On 27/02/14 12:40, Feli wrote:

On Feb 26, 2014, at 3:24 PM, Frank Rueter <[email protected] <mailto:[email protected]>> wrote:

Hey Frank


Just drink less coffee :)

If I drank less I may cease to exist.

The original design for the grade node sliders was done by Price Pethel and Bill Spitzak back in the winter of 1993. Price was trying to emulate the controls he had on a traditional DI panel fitted with the three balls. I think what they came up with still is one of the best 2D implementations of that functionality I have seen. The TMI sliders have been mislabel for the past few years as temperature, magenta and Intensity, which is not correct.
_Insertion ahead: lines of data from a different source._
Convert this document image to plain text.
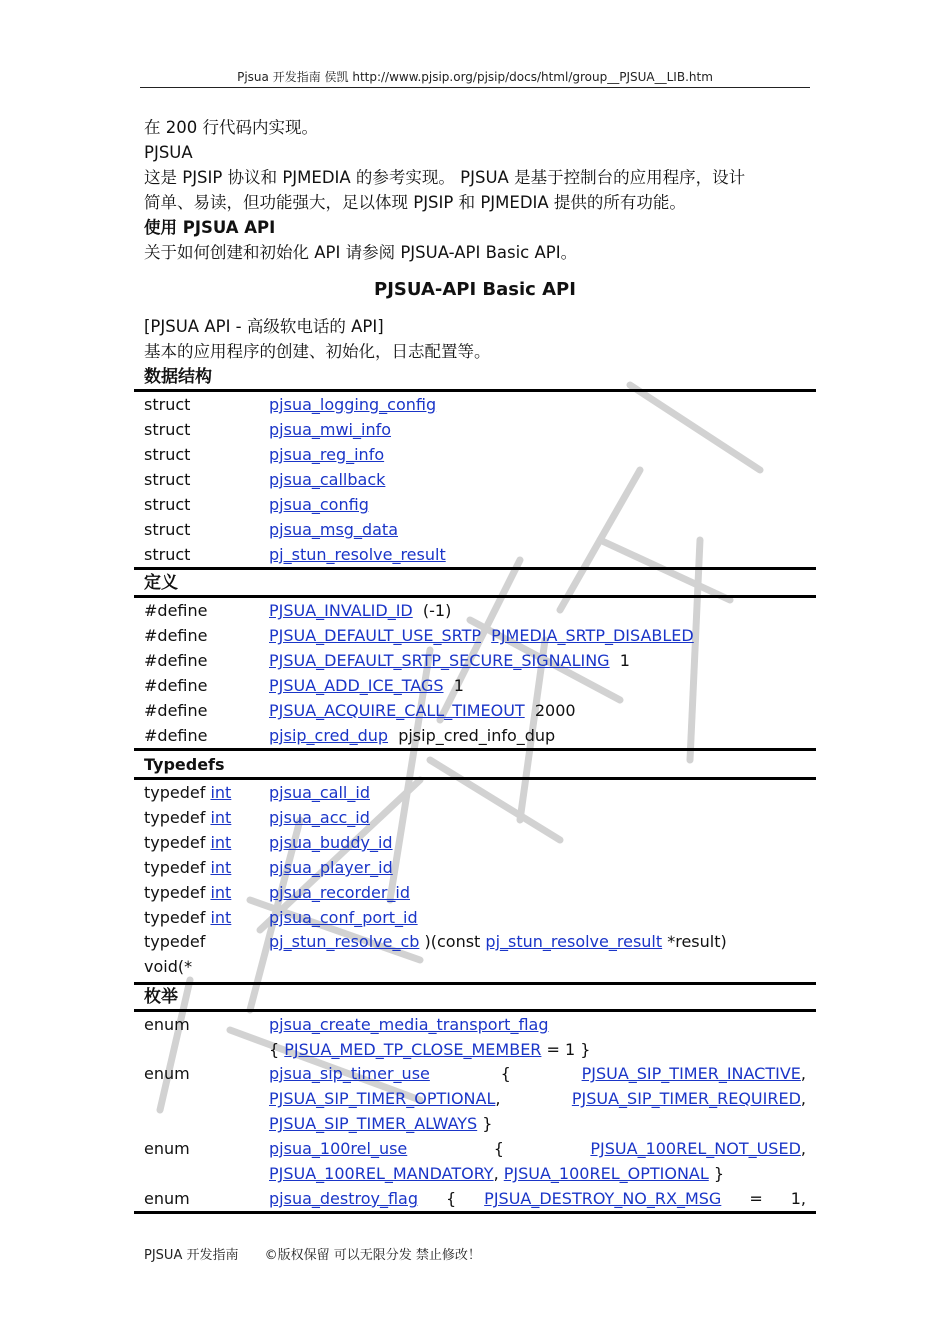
Pjsua 开发指南 侯凯 http://www.pjsip.org/pjsip/docs/html/group__PJSUA__LIB.htm
在 200 行代码内实现。
PJSUA
这是 PJSIP 协议和 PJMEDIA 的参考实现。 PJSUA 是基于控制台的应用程序，设计
简单、易读，但功能强大，足以体现 PJSIP 和 PJMEDIA 提供的所有功能。
使用 PJSUA API
关于如何创建和初始化 API 请参阅 PJSUA-API Basic API。
PJSUA-API Basic API
[PJSUA API - 高级软电话的 API]
基本的应用程序的创建、初始化，日志配置等。
数据结构
struct	pjsua_logging_config
struct	pjsua_mwi_info
struct	pjsua_reg_info
struct	pjsua_callback
struct	pjsua_config
struct	pjsua_msg_data
struct	pj_stun_resolve_result
定义
#define	PJSUA_INVALID_ID (-1)
#define	PJSUA_DEFAULT_USE_SRTP PJMEDIA_SRTP_DISABLED
#define	PJSUA_DEFAULT_SRTP_SECURE_SIGNALING 1
#define	PJSUA_ADD_ICE_TAGS 1
#define	PJSUA_ACQUIRE_CALL_TIMEOUT 2000
#define	pjsip_cred_dup pjsip_cred_info_dup
Typedefs
typedef int pjsua_call_id
typedef int pjsua_acc_id
typedef int pjsua_buddy_id
typedef int pjsua_player_id
typedef int pjsua_recorder_id
typedef int pjsua_conf_port_id
typedef	pj_stun_resolve_cb )(const pj_stun_resolve_result *result)
void(*
枚举
enum	pjsua_create_media_transport_flag
{ PJSUA_MED_TP_CLOSE_MEMBER = 1 }
enum	pjsua_sip_timer_use	{	PJSUA_SIP_TIMER_INACTIVE,
PJSUA_SIP_TIMER_OPTIONAL,	PJSUA_SIP_TIMER_REQUIRED,
PJSUA_SIP_TIMER_ALWAYS }
enum	pjsua_100rel_use	{	PJSUA_100REL_NOT_USED,
PJSUA_100REL_MANDATORY, PJSUA_100REL_OPTIONAL }
enum	pjsua_destroy_flag { PJSUA_DESTROY_NO_RX_MSG = 1,
PJSUA 开发指南 ©版权保留 可以无限分发 禁止修改！
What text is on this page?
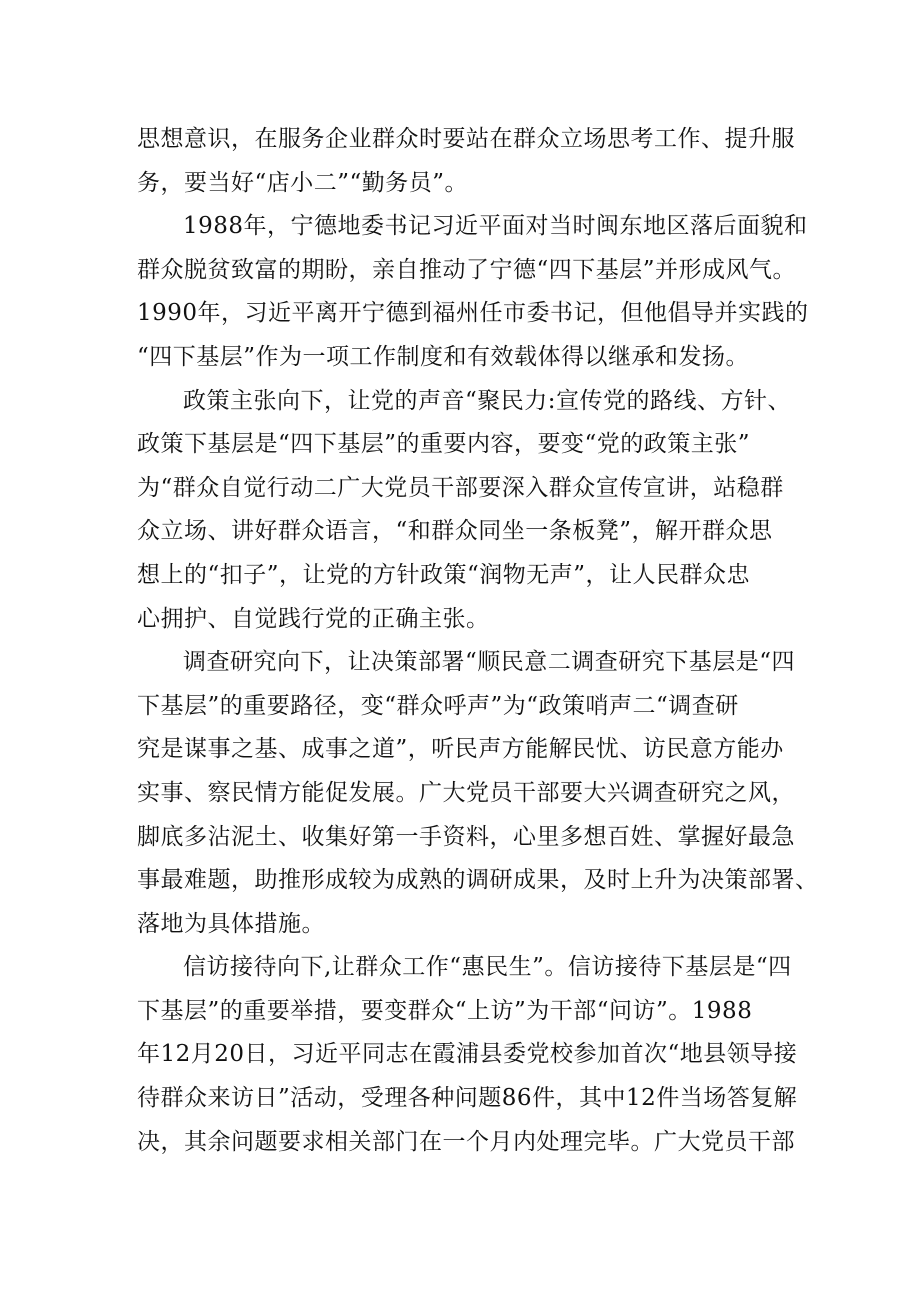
思想意识，在服务企业群众时要站在群众立场思考工作、提升服
务，要当好“店小二”“勤务员”。
1988年，宁德地委书记习近平面对当时闽东地区落后面貌和
群众脱贫致富的期盼，亲自推动了宁德“四下基层”并形成风气。
1990年，习近平离开宁德到福州任市委书记，但他倡导并实践的
“四下基层”作为一项工作制度和有效载体得以继承和发扬。
政策主张向下，让党的声音“聚民力:宣传党的路线、方针、
政策下基层是“四下基层”的重要内容，要变“党的政策主张”
为“群众自觉行动二广大党员干部要深入群众宣传宣讲，站稳群
众立场、讲好群众语言，“和群众同坐一条板凳”，解开群众思
想上的“扣子”，让党的方针政策“润物无声”，让人民群众忠
心拥护、自觉践行党的正确主张。
调查研究向下，让决策部署“顺民意二调查研究下基层是“四
下基层”的重要路径，变“群众呼声”为“政策哨声二“调查研
究是谋事之基、成事之道”，听民声方能解民忧、访民意方能办
实事、察民情方能促发展。广大党员干部要大兴调查研究之风，
脚底多沾泥土、收集好第一手资料，心里多想百姓、掌握好最急
事最难题，助推形成较为成熟的调研成果，及时上升为决策部署、
落地为具体措施。
信访接待向下,让群众工作“惠民生”。信访接待下基层是“四
下基层”的重要举措，要变群众“上访”为干部“问访”。1988
年12月20日，习近平同志在霞浦县委党校参加首次“地县领导接
待群众来访日”活动，受理各种问题86件，其中12件当场答复解
决，其余问题要求相关部门在一个月内处理完毕。广大党员干部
They simply automate the process of adding and subtracting values from two channels in a directly proportional manner to shift color while maintain luminosity (intensity). This emulates how a control panel works in a DI bay.

I think there are many things we can add in Nuke to make the controls more sophisticated, but I maintain that the latest update is a step backwards. I would also like to see some more sophisticated color correction tools as seen in grading packages.

I haven't used Shake in many years, so I would have to refresh my memory as to how the controls worked that you described.


Feli



Seriously though, I think the new colour wheel is heading in the right direction but agree that it doesn't feel right. Every time I go to grade something I pause for a second to figure out how to best use it. I do try to get used to it and it works, but it somehow doesn't feel like it's using it's full potential.

I very much liked Shake's interacitve colour swatches that were introduces towards the end of it's life time. They were simple (just a rectangle), their 16:9aspect was such that they felt right as a scratch pad (click+drag on them instead of just clicking) and the hotkeys were intuitive: t,m,l,r,g,b

In addition, you could expand it to reveal the sliders if you needed numerical control - simple and nice.

To be honest, when the new colour controls were announced I was hoping we would see exactly what Shake had left off with, instead we (beta testers as well as developers) kinda re-invented the wheel (pun intended).

I'd love to see this being taken further and turned into a workflow that suits everybody and that feels like a solid improvement over previous workflows. Maybe people could mock up some layouts and examples of how they would like to see this evolve? Tweaking colour is too important to our workflow to not make an effort to aim for the best workflow here.